Ci sono voluti due anni di dibattimento, migliaia di documenti recuperati in ogni dove dai segugi del bravissimo Guariniello che invano da mesi lancia l’idea di una Procura Nazionale per i reati ambientali (un po’ come per la lotta alla mafia), decine di complicate e come sempre opinabili perizie e controperizie, testimonianze dei familiari dei caduti, con a testa magari più di una vittima, per convincere i giudici di ciò che la cittadinanza andava raccontando da decenni. I padroni della Eternit avevano fatti gli gnorri ma in realtà erano ben consci del disastro che stavano compiendo al punto che si erano abbandonati a significative elargizioni in denaro a destra e a manca per impedire – cosa per fortuna non riuscita – il varo di norme che evitassero l’uso dell’amianto. E ancora: controinformazione a suon di milioni per affermare a livello scientifico su riviste del settore che chi paventava pericolosi nessi con il cancro si sbagliava di grosso. Callida delinquenza col colletto bianco.
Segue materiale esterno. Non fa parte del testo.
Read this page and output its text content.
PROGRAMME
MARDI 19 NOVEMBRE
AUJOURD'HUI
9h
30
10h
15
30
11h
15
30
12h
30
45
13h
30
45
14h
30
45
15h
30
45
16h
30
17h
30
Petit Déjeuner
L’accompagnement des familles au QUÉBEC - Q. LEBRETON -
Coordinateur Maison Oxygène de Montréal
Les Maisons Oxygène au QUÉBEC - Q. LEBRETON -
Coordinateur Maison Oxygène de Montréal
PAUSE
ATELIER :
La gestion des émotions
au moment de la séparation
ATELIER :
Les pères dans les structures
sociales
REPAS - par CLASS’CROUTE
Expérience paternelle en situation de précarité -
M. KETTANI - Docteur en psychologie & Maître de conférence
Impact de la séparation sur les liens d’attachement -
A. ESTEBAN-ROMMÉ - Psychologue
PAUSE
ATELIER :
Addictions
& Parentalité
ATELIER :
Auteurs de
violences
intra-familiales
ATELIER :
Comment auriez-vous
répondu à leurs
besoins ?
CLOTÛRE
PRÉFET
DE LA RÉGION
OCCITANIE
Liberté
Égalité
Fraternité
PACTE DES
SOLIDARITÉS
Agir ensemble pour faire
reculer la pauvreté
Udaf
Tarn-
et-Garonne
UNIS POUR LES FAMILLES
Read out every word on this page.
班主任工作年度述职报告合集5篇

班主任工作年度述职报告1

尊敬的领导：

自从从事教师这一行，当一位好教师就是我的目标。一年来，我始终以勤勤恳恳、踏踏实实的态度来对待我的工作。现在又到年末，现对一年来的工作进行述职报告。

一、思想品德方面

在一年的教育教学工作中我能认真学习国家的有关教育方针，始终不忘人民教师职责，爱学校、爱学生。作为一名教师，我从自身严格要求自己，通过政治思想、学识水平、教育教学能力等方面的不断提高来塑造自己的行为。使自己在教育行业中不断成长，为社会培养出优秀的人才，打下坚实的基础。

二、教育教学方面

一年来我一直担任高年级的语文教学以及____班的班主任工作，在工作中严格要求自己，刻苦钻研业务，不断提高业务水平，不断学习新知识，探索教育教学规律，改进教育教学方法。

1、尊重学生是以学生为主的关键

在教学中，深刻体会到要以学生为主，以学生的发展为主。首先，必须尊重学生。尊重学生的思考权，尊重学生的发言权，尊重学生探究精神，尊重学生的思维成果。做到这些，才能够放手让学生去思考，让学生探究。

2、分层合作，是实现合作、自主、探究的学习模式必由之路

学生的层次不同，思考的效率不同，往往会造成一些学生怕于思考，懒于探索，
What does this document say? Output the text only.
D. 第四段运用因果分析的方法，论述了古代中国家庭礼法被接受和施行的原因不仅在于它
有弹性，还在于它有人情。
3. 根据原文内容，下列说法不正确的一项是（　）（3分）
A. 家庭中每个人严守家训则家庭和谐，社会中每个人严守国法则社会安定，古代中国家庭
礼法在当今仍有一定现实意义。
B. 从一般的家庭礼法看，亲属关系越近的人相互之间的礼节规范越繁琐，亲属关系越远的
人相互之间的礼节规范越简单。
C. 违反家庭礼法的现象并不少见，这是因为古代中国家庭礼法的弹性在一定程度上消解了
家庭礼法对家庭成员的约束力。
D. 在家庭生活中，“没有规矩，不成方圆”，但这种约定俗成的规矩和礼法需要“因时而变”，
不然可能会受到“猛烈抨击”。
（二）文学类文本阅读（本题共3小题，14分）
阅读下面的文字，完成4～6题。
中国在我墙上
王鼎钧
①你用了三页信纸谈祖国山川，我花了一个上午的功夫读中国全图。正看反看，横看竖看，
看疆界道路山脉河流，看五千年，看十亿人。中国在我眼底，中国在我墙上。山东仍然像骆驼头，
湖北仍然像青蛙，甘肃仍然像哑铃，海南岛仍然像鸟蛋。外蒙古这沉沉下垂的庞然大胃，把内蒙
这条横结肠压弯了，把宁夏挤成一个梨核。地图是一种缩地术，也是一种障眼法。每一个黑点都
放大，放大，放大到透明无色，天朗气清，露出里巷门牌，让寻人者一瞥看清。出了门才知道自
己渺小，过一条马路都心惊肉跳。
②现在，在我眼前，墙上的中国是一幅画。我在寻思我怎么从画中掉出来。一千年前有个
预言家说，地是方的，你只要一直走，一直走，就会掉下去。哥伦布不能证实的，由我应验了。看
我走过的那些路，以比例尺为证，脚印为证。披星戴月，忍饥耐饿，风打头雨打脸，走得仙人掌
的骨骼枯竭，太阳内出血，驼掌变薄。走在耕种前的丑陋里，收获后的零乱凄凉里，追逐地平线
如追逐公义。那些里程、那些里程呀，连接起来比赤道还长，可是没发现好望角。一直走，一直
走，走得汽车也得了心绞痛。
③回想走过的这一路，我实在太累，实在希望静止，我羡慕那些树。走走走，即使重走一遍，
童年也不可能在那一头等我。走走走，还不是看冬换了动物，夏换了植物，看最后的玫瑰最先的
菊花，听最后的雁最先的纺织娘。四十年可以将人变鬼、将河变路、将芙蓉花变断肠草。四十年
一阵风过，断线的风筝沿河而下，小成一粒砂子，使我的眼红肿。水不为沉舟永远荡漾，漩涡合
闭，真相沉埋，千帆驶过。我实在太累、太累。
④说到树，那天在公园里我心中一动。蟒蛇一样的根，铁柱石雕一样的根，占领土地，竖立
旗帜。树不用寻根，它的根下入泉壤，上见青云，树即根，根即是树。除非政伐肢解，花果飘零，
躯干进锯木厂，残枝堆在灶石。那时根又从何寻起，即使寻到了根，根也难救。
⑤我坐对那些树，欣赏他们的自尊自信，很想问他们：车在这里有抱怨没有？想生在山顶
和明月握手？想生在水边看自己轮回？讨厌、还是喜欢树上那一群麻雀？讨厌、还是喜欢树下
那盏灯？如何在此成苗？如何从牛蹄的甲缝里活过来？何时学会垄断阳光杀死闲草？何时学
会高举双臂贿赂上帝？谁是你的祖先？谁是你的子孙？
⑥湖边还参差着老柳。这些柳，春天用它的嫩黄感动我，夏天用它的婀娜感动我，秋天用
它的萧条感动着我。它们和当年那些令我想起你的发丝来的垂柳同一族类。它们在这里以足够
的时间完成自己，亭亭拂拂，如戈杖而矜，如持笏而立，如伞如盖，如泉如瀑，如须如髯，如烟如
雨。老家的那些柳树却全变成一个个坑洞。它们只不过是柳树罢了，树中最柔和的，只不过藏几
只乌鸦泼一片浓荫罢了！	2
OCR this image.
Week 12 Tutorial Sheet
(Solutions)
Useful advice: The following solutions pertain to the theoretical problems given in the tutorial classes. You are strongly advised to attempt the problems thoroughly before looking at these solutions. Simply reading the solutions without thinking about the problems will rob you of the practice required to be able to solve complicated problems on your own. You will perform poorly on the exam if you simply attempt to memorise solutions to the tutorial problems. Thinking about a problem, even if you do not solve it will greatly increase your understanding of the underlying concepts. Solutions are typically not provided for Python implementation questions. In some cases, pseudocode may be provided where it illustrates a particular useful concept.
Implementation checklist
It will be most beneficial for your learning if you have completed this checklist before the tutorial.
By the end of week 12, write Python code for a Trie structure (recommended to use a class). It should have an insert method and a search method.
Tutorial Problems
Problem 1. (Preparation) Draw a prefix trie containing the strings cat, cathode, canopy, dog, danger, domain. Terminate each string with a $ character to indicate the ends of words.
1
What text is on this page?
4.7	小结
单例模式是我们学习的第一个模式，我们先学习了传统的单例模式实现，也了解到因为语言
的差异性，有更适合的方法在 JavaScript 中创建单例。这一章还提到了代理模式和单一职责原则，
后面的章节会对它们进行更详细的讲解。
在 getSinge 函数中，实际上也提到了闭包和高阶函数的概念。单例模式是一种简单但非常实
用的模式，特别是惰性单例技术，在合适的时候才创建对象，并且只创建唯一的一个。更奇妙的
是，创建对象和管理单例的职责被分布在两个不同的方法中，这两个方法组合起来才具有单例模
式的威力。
Il giornalista Rossi spazia in ogni direzione, coglie i vari personaggi, li tratteggia e li pone all’attenzione del lettore. Anche (direi soprattutto) la straordinaria figura della ottantatreenne Romana Blasotti Pavesi, presidente dell’Associazione delle Vittime del disastro che, per quel cancro maledetto, ha visto morire il marito, la sorella, una nipote, una cugina e per finire, come se non bastasse, una figlia cinquantenne.